El abrazo lejano de Bangladesh

Mientras algunas voces internacionales condenaban a la Argentina, miles de personas en Bangladesh, India y otros países acompañaban apasionadamente a la selección.

Esas manifestaciones resultan difíciles de explicar desde la política o la economía. Personas situadas a miles de kilómetros, sin vínculos directos con el país, adoptaron sus colores y compartieron sus triunfos y derrotas.

La solidaridad recuerda que la imagen internacional de una nación nunca es uniforme.

Por cada acusación hostil puede existir también una identificación afectiva. El fútbol construye rivalidades, pero igualmente crea comunidades inesperadas.

La Argentina debería conservar ese acompañamiento como uno de los recuerdos más valiosos del Mundial. No para alimentar una vanidad nacional, sino para reconocer que la identidad también se construye mediante la mirada generosa de los demás.

Ni inocentes ni culpables colectivos

Uno de los principales aprendizajes debería ser el rechazo de las generalizaciones.

No todos los argentinos son racistas porque algunos hinchas hayan protagonizado actos discriminatorios. Tampoco todo cuestionamiento extranjero forma parte de una conspiración.

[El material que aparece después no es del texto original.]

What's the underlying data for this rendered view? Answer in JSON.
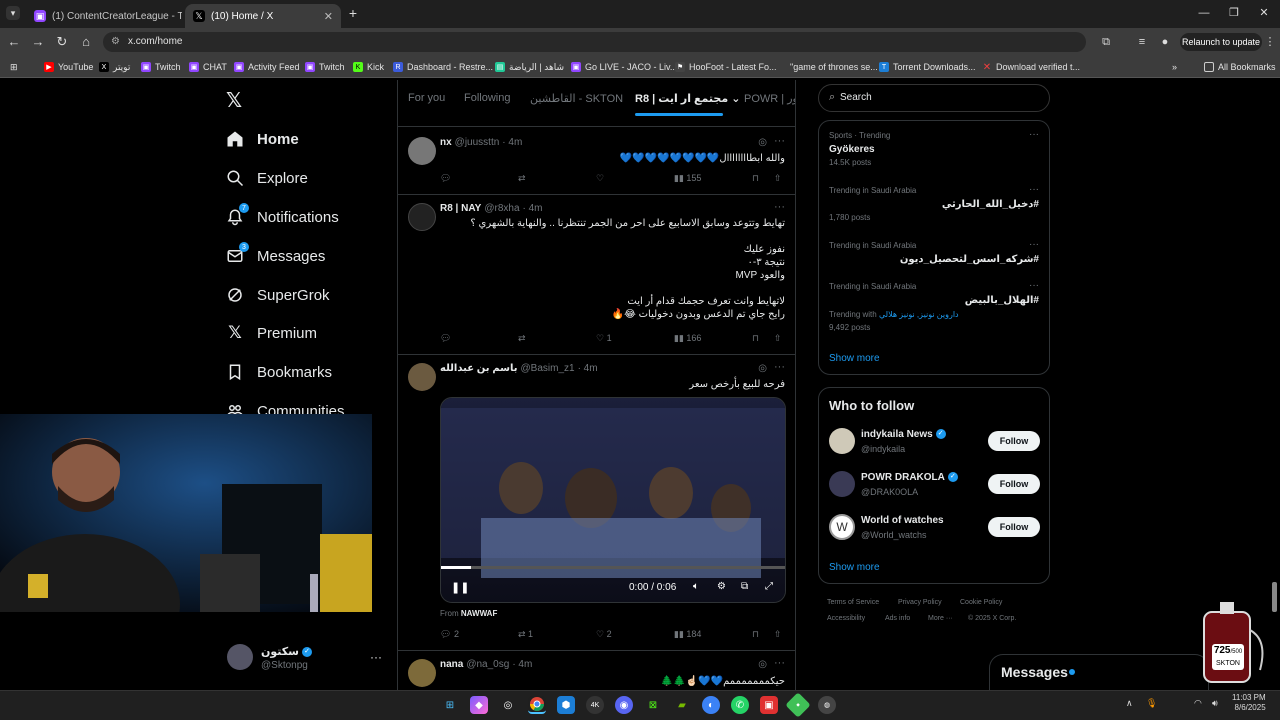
{
  "browser": {
    "tabs": [
      {
        "title": "(1) ContentCreatorLeague - Twi",
        "active": false
      },
      {
        "title": "(10) Home / X",
        "active": true
      }
    ],
    "url": "x.com/home",
    "relaunch_label": "Relaunch to update",
    "bookmarks": [
      "YouTube",
      "تويتر",
      "Twitch",
      "CHAT",
      "Activity Feed",
      "Twitch",
      "Kick",
      "Dashboard - Restre...",
      "شاهد | الرياضة",
      "Go LIVE - JACO - Liv...",
      "HooFoot - Latest Fo...",
      "\"game of thrones se...",
      "Torrent Downloads...",
      "Download verified t..."
    ],
    "all_bookmarks": "All Bookmarks"
  },
  "sidebar": {
    "items": [
      {
        "label": "Home",
        "icon": "home-icon",
        "badge": ""
      },
      {
        "label": "Explore",
        "icon": "search-icon",
        "badge": ""
      },
      {
        "label": "Notifications",
        "icon": "bell-icon",
        "badge": "7"
      },
      {
        "label": "Messages",
        "icon": "mail-icon",
        "badge": "3"
      },
      {
        "label": "SuperGrok",
        "icon": "grok-icon",
        "badge": ""
      },
      {
        "label": "Premium",
        "icon": "x-logo-icon",
        "badge": ""
      },
      {
        "label": "Bookmarks",
        "icon": "bookmark-icon",
        "badge": ""
      },
      {
        "label": "Communities",
        "icon": "communities-icon",
        "badge": ""
      }
    ],
    "account": {
      "name": "سكتون",
      "handle": "@Sktonpg"
    }
  },
  "feed": {
    "tabs": [
      "For you",
      "Following",
      "القاطشين - SKTON",
      "R8 | مجتمع ار ايت",
      "POWR | باور"
    ],
    "posts": [
      {
        "name": "nx",
        "handle": "@juussttn",
        "time": "· 4m",
        "text": "والله ابطاااااااال💙💙💙💙💙💙💙💙",
        "replies": "",
        "reposts": "",
        "likes": "",
        "views": "155"
      },
      {
        "name": "R8 | NAY",
        "handle": "@r8xha",
        "time": "· 4m",
        "text": "تهايط وتتوعد وسابق الاسابيع على احر من الجمر تنتظرنا .. والنهاية بالشهري ؟\n\nنفوز عليك\nنتيجة ٣-٠\nوالعود MVP\n\nلاتهايط وانت تعرف حجمك قدام أر ايت\nرايح جاي تم الدعس وبدون دخوليات 😂🔥",
        "replies": "",
        "reposts": "",
        "likes": "1",
        "views": "166"
      },
      {
        "name": "باسم بن عبدالله",
        "handle": "@Basim_z1",
        "time": "· 4m",
        "text": "فرحه للبيع بأرخص سعر",
        "video_time": "0:00 / 0:06",
        "from_label": "From",
        "from_name": "NAWWAF",
        "replies": "2",
        "reposts": "1",
        "likes": "2",
        "views": "184"
      },
      {
        "name": "nana",
        "handle": "@na_0sg",
        "time": "· 4m",
        "text": "حيكمممممممم💙💙☝🏻🌲🌲",
        "replies": "",
        "reposts": "",
        "likes": "",
        "views": ""
      }
    ]
  },
  "search": {
    "placeholder": "Search"
  },
  "trends": [
    {
      "meta": "Sports · Trending",
      "name": "Gyökeres",
      "count": "14.5K posts",
      "extra": ""
    },
    {
      "meta": "Trending in Saudi Arabia",
      "name": "#دخيل_الله_الحارثي",
      "count": "1,780 posts",
      "extra": ""
    },
    {
      "meta": "Trending in Saudi Arabia",
      "name": "#شركه_اسس_لتحصيل_ديون",
      "count": "",
      "extra": ""
    },
    {
      "meta": "Trending in Saudi Arabia",
      "name": "#الهلال_بالبيض",
      "count": "9,492 posts",
      "extra_prefix": "Trending with",
      "extra": "داروين نونيز, نونيز هلالي"
    }
  ],
  "trends_show_more": "Show more",
  "who_to_follow": {
    "title": "Who to follow",
    "accounts": [
      {
        "name": "indykaila News",
        "handle": "@indykaila",
        "button": "Follow"
      },
      {
        "name": "POWR DRAKOLA",
        "handle": "@DRAK0OLA",
        "button": "Follow"
      },
      {
        "name": "World of watches",
        "handle": "@World_watchs",
        "button": "Follow"
      }
    ],
    "show_more": "Show more"
  },
  "footer": [
    "Terms of Service",
    "Privacy Policy",
    "Cookie Policy",
    "Accessibility",
    "Ads info",
    "More ···",
    "© 2025 X Corp."
  ],
  "messages_drawer": "Messages",
  "overlay": {
    "counter": "725",
    "counter_total": "/500",
    "counter_label": "SKTON"
  },
  "clock": {
    "time": "11:03 PM",
    "date": "8/6/2025"
  },
  "colors": {
    "accent": "#1d9bf0",
    "bg": "#000000",
    "border": "#2f3336",
    "muted": "#71767b"
  }
}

La Argentina no es una sociedad racialmente perfecta ni un caso excepcional de intolerancia. Es un país complejo, construido mediante inmigraciones, mestizajes, conflictos e integraciones.

Su historia contiene gestos de enorme apertura y episodios de exclusión. Contiene una Constitución generosa y prácticas que muchas veces la contradijeron. Recibió a perseguidos y también a perseguidores.

La madurez consiste en sostener esas verdades simultáneamente.

Una comunidad nacional no se fortalece inventando un pasado impecable, sino adquiriendo la confianza necesaria para revisar sus errores sin perder su autoestima.

Las lecciones que quedaron

El Mundial dejó varias enseñanzas que van mucho más allá del resultado deportivo.

La primera es que la identidad argentina continúa siendo intensamente igualitaria. La sociedad rechaza que otros países se coloquen en un pedestal moral, pero también cuestiona a quienes intentan situarse por encima dentro de sus propias fronteras.

La segunda es que el nacionalismo puede unir, aunque también puede ser utilizado para construir enemigos y ocultar los matices.

La tercera es que la reputación internacional se construye durante décadas y puede resultar afectada rápidamente por comportamientos individuales amplificados en las redes.

La cuarta es que la mejor respuesta a una crítica injusta no es la censura, sino el conocimiento de la propia historia.

Y la quinta es que la humildad no equivale a debilidad. Scaloni demostró que se puede competir con intensidad, defender los colores nacionales y aceptar una derrota sin perder la dignidad.

El fútbol ofreció a la Argentina un espejo. En él aparecieron sus pasiones, sus contradicciones, su capacidad de unión y su tendencia al desborde.

La enseñanza final quizá sea la más antigua y sencilla: ningún país, ningún gobierno, ninguna figura internacional y ningún ciudadano puede atribuirse una superioridad esencial sobre los demás.

Porque, como entendieron los viejos habitantes del litoral mucho antes de las redes sociales y de los campeonatos mundiales, “naides es más que naides”.